Mumbai: The contests to elect new members of the 227-member cash-rich Brihanmumbai Municipal Corporation (BMC) on Tuesday saw a record 55.28 per cent polling. This is highest ever and over 10 per cent more than the voting percentage in the last elections.
Till the 2017 elections, the polling percent of 49% in the year 1992 was the highest which Mumbai has recorded. Otherwise, India's commercial hub where people are more inclined towards holidaying on polling day than stand in queue to exercise their democratic right, has registered a poll percentage of 44 as an average in last civic elections.
The State Election Commission, NGOs and celebrities, who ran campaigns and issued appeals to voters to come out and exercise their democratic right, must be satisfied that their efforts did not go waste and bore fruits.
While the efforts by this respected lot cannot be undermined, those present in the city on the polling day have different version to narrate the reason behind the record voter turnout on Tuesday. And, for them the reasons varied from area to area, and ward to ward - based on the political preferences of the people residing there.
If areas like Dadar, Prabhadevi and Parel, and also Antop Hill, Kurla, Malad and Bhendi Bazaar witnessed high voter turnout, areas like Dahisar, Borivali, Kandiwali and Ghatkopar were devoid of the enthusiasm on the polling day.
Political activists who kept a watch on the polling day said that areas like Dadar, Prabhadevi and Parel are dominated by the Marathi speaking Maharashtrians, and the reason why they came out in such a large number to vote was because of the emotional appeal by the Shiv Sena - the party which broke alliance with the Bhartiya Janata Party (BJP) and decided to contest the BMC elections alone.
There are some other who say that the Marathi speaking Maharashtrians were visibly angry over the way the BJP was treating the Sena, with some even having a feeling that the former was actually hatching conspiracies to finish off the later. This is why senior Sainiks, retired and more than 60 years of age were seen in many of the wards driving people to the polling booths.
In contrast to this, areas like Dahisar, Borivali, Kandivali and Ghatkopar where Gujaratis are in majority did not come out to vote as they did especially in the 2014 General Elections. Activists who spoke to some of the people in these areas were told that as majority of Gujaratis - considered as BJP supporters, are businessmen and traders, and because they were hit by demonetisation more than any other class, they preferred to remain locked and enjoy the comforts of their home.

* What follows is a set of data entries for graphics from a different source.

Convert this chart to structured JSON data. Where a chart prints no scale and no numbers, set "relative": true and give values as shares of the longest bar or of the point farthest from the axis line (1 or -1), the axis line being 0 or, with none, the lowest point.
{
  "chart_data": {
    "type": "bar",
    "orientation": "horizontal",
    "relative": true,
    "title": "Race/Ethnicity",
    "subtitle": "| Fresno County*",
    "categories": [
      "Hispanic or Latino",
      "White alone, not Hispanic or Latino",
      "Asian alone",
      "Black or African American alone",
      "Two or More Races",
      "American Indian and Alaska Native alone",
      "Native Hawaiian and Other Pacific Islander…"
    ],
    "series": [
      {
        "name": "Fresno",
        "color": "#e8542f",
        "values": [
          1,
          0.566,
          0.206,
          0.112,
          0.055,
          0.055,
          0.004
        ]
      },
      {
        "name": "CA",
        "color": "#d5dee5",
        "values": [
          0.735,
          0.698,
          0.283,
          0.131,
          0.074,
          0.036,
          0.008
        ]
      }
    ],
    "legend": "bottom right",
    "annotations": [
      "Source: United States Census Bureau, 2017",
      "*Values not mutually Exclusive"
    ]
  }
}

It is why the heavy turnout in areas dominated by the Marathi speaking Maharashtrians and stark contrast to this in the areas dominated by Gujaratis has on one hand relieved the Shiv Sena, and on the other, set the alarm bells ringing for the BJP.

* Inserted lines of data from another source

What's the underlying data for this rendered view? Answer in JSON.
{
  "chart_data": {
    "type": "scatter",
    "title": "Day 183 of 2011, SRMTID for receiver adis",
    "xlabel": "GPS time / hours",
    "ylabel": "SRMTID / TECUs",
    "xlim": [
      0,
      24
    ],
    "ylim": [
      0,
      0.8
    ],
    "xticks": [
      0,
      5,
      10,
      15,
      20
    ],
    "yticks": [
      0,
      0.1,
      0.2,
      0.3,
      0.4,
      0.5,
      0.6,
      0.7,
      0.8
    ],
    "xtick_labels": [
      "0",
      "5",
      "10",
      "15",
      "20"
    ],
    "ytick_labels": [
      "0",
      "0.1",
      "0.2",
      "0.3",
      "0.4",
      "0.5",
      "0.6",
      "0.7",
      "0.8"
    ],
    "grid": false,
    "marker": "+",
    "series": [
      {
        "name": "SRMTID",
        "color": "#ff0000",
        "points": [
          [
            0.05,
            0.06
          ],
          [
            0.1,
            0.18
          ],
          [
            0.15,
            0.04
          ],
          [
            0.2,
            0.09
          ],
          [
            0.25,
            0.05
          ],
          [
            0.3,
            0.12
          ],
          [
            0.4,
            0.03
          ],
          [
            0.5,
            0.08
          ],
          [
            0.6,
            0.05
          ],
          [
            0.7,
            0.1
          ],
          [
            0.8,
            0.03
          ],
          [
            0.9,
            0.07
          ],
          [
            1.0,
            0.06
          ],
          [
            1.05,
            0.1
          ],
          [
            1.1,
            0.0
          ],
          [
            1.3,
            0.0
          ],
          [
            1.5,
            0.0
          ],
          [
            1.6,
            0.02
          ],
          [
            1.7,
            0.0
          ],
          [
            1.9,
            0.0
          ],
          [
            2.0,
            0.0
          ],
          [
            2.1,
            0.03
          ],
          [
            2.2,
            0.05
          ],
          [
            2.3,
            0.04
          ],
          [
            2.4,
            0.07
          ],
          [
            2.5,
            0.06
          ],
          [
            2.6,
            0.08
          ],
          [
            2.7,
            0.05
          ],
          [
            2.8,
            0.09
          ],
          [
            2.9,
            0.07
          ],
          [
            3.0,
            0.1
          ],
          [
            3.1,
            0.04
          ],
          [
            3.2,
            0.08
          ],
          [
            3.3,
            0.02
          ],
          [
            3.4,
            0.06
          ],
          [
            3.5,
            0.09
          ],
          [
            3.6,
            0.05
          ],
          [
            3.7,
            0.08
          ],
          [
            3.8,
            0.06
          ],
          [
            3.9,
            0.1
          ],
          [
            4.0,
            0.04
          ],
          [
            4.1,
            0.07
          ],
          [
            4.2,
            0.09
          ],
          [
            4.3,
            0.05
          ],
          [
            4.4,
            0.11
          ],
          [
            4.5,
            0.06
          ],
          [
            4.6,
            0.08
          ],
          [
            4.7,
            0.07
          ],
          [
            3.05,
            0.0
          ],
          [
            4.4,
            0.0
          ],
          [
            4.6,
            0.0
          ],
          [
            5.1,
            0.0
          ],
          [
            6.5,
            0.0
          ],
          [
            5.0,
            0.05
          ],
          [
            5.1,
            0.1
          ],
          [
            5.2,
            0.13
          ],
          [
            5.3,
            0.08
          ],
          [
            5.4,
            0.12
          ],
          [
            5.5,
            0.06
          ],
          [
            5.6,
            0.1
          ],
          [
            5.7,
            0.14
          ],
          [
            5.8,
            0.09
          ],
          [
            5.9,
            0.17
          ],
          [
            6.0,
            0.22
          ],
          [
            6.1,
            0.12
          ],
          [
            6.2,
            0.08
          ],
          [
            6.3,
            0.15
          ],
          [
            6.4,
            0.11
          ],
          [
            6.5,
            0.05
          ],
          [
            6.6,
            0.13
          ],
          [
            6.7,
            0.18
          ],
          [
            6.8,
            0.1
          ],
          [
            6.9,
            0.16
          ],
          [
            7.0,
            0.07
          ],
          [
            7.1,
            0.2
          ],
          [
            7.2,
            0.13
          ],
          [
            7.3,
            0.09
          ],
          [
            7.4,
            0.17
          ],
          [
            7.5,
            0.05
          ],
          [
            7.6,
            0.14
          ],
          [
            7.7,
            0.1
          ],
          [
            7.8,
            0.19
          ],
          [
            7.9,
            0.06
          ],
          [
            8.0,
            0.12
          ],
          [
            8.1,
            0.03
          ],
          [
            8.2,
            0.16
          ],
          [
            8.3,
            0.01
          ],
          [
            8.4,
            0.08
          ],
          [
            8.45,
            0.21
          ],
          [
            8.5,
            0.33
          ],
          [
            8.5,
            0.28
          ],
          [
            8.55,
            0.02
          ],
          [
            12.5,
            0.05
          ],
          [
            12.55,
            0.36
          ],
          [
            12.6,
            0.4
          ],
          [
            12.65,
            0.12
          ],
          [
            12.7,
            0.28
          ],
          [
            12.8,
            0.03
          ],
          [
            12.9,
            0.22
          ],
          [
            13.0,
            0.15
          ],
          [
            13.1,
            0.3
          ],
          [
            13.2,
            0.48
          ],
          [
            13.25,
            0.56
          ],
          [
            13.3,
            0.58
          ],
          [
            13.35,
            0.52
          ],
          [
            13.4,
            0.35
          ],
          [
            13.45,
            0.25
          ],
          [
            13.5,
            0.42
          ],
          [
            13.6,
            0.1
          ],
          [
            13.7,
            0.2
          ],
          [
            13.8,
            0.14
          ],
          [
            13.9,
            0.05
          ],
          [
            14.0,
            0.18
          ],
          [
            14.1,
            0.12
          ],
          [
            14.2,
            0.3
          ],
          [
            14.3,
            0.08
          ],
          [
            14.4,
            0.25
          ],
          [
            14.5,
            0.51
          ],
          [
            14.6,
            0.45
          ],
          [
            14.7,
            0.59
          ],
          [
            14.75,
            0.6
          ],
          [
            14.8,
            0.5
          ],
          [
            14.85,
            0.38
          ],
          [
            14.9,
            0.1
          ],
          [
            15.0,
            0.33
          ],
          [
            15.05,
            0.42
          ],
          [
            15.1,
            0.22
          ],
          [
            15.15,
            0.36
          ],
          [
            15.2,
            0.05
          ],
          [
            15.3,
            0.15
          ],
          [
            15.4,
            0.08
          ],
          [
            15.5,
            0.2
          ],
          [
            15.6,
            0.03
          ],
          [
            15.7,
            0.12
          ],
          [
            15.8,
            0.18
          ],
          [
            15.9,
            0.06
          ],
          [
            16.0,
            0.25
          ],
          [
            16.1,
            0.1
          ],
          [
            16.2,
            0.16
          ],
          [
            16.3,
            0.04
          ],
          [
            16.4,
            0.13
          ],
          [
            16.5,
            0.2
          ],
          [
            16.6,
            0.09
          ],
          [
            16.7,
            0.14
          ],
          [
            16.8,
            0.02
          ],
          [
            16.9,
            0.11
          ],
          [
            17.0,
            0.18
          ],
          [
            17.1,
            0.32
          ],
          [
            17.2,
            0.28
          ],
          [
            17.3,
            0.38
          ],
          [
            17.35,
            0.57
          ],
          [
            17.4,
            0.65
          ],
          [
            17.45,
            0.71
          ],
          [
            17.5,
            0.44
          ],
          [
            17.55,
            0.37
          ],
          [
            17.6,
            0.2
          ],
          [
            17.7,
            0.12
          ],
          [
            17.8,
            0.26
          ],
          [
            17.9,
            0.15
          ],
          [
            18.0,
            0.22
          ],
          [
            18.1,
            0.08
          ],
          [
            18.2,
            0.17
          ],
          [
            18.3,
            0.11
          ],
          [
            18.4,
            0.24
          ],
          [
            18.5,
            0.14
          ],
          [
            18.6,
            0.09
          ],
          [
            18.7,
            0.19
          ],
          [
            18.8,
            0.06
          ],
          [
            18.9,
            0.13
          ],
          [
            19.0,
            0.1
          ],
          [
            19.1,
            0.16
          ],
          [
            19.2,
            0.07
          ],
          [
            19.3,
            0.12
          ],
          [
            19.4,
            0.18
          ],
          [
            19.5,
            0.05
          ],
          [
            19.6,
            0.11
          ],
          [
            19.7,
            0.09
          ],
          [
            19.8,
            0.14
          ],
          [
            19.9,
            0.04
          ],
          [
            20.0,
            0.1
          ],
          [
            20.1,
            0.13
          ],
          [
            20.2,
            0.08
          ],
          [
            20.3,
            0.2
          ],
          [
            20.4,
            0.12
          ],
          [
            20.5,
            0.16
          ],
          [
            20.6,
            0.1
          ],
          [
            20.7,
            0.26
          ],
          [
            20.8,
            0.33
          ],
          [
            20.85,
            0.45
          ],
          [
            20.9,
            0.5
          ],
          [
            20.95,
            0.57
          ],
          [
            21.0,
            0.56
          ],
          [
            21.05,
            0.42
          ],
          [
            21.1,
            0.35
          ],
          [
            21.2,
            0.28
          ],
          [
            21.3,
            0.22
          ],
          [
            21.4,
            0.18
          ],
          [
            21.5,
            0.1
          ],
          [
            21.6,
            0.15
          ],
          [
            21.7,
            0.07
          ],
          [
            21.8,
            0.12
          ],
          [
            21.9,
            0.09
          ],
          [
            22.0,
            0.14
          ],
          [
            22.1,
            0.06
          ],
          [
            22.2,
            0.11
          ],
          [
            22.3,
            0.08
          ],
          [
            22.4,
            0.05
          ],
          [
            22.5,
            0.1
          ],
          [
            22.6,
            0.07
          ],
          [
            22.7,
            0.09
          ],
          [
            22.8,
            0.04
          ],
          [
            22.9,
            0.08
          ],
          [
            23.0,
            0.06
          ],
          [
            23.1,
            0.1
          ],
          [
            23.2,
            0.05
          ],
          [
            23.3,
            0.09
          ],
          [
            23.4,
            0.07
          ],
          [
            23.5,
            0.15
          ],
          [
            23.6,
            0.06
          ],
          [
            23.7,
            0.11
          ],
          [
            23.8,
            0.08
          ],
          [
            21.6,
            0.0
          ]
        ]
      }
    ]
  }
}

But, why areas like Antop Hill, Kurla, Malad, Bhendi Bazaar and other Muslim dominated areas witnessed heavy voter turnout?
Opinions are divided over the reasons behind this surge. While some say it is because of the fiery speeches by the All India Majlis-e-Ittehadul Muslimeen (AIMIM) leaders, especially its Chief Asaduddin Owaisi and his younger brother Akbaruddin Owaisi, some others say Muslims like people in other wards of the city too suffered because of demonetisation and wanted to teach the ruling party a lesson.

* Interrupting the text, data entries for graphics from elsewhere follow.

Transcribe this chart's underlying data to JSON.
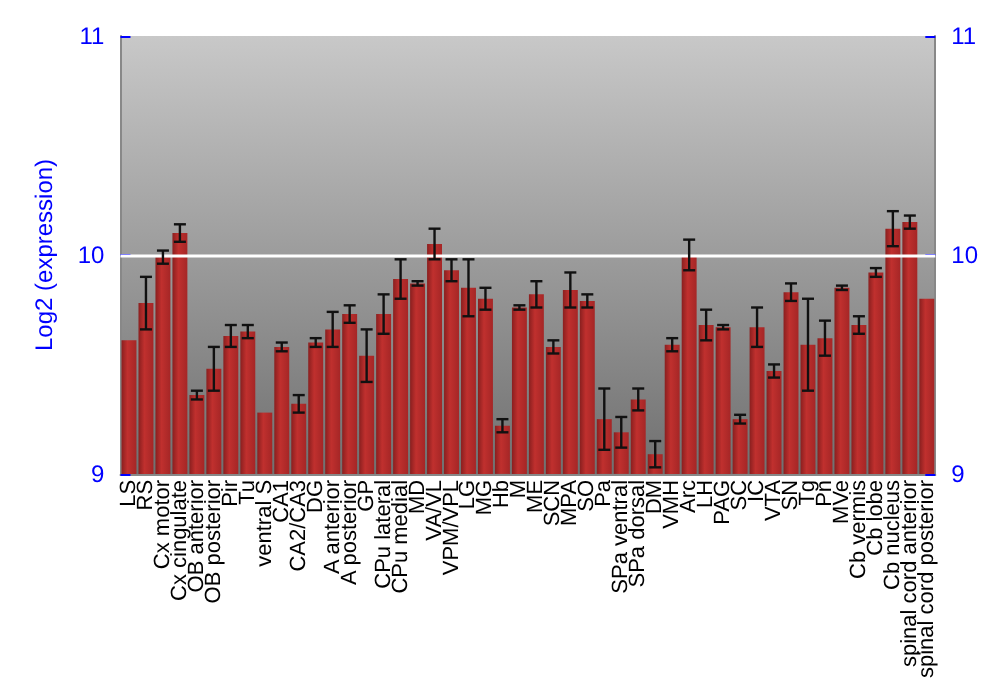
{
  "chart_data": {
    "type": "bar",
    "ylabel": "Log2 (expression)",
    "categories": [
      "LS",
      "RS",
      "Cx motor",
      "Cx cingulate",
      "OB anterior",
      "OB posterior",
      "Pir",
      "Tu",
      "ventral S",
      "CA1",
      "CA2/CA3",
      "DG",
      "A anterior",
      "A posterior",
      "GP",
      "CPu lateral",
      "CPu medial",
      "MD",
      "VA/VL",
      "VPM/VPL",
      "LG",
      "MG",
      "Hb",
      "M",
      "ME",
      "SCN",
      "MPA",
      "SO",
      "Pa",
      "SPa ventral",
      "SPa dorsal",
      "DM",
      "VMH",
      "Arc",
      "LH",
      "PAG",
      "SC",
      "IC",
      "VTA",
      "SN",
      "Tg",
      "Pn",
      "MVe",
      "Cb vermis",
      "Cb lobe",
      "Cb nucleus",
      "spinal cord anterior",
      "spinal cord posterior"
    ],
    "values": [
      9.61,
      9.78,
      9.99,
      10.1,
      9.36,
      9.48,
      9.63,
      9.65,
      9.28,
      9.58,
      9.32,
      9.6,
      9.66,
      9.73,
      9.54,
      9.73,
      9.89,
      9.87,
      10.05,
      9.93,
      9.85,
      9.8,
      9.22,
      9.76,
      9.82,
      9.58,
      9.84,
      9.79,
      9.25,
      9.19,
      9.34,
      9.09,
      9.59,
      10.0,
      9.68,
      9.67,
      9.25,
      9.67,
      9.47,
      9.83,
      9.59,
      9.62,
      9.85,
      9.68,
      9.92,
      10.12,
      10.15,
      9.8
    ],
    "errors": [
      null,
      0.12,
      0.03,
      0.04,
      0.02,
      0.1,
      0.05,
      0.03,
      null,
      0.02,
      0.04,
      0.02,
      0.08,
      0.04,
      0.12,
      0.09,
      0.09,
      0.01,
      0.07,
      0.05,
      0.13,
      0.05,
      0.03,
      0.01,
      0.06,
      0.03,
      0.08,
      0.03,
      0.14,
      0.07,
      0.05,
      0.06,
      0.03,
      0.07,
      0.07,
      0.01,
      0.02,
      0.09,
      0.03,
      0.04,
      0.21,
      0.08,
      0.01,
      0.04,
      0.02,
      0.08,
      0.03,
      null
    ],
    "color": "#c0302e",
    "ylim": [
      9,
      11
    ],
    "yticks": [
      9,
      10,
      11
    ],
    "y2lim": [
      9,
      11
    ],
    "y2ticks": [
      9,
      10,
      11
    ],
    "grid": "y"
  }
}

However, there was no visible wave among the Muslims in favour of any specific political party say Congress, Nationalist Congress Party (NCP), Samajwadi Party (SP) or the All India Majlis-e-Ittehadul Muslimeen (AIMIM).
Activists who spoke to Muslims in areas dominated by them were told that they were not swayed by any emotional talks, instead they voted keeping in mind the local issues and for the candidates who they thought will help them in providing basic amenities like water, electricity and drainage.
Like in Govandi - the assembly constituency represented by Samajwadi Party (SP) leader Abu Asim Azmi, support was seemingly in favour of Rukhsana Nazim and other SP candidates.
But, in Maloni, Malad which recorded about 54 per cent voter turnout, AIMIM candidate Aaliya Khan believes the support was in her favour.
Likewise, Congress candidates Ashraf Azmi and his wife contesting the polls from ward no 165 and 167 in Kurla feels that majority of the people in the two wards voted for him. Both the wards recorded around 55 per cent voting.
Interestingly, Exit Polls released after the polling also gave the Shiv Sena an edge over the others. According to their assemssents, the Shiv Sena will emerge as the single largest party yet again, bagging 86 to 92 seats. The BJP according to the Exit Polls is second with 80 to 88 seats, Congress is next with 30 to 35 seats.
As per the existing position, Shiv Sena has 75 - maximum number of corporators and ruling the Mumbai Mahanagar Palika in alliance with the BJP which has 31 members.
Congress has a total of 52 members, the Nationalist Congress Party (NCP) has 13 members and others including Abu Asim Azmi led Samajwadi Party (SP) and independents have a total of 28 members.
the AIMIM currently has no member in Mumbai, as the Owaisi led Hyderabad based party is contesting the Mumbai BMC Elections for the first time.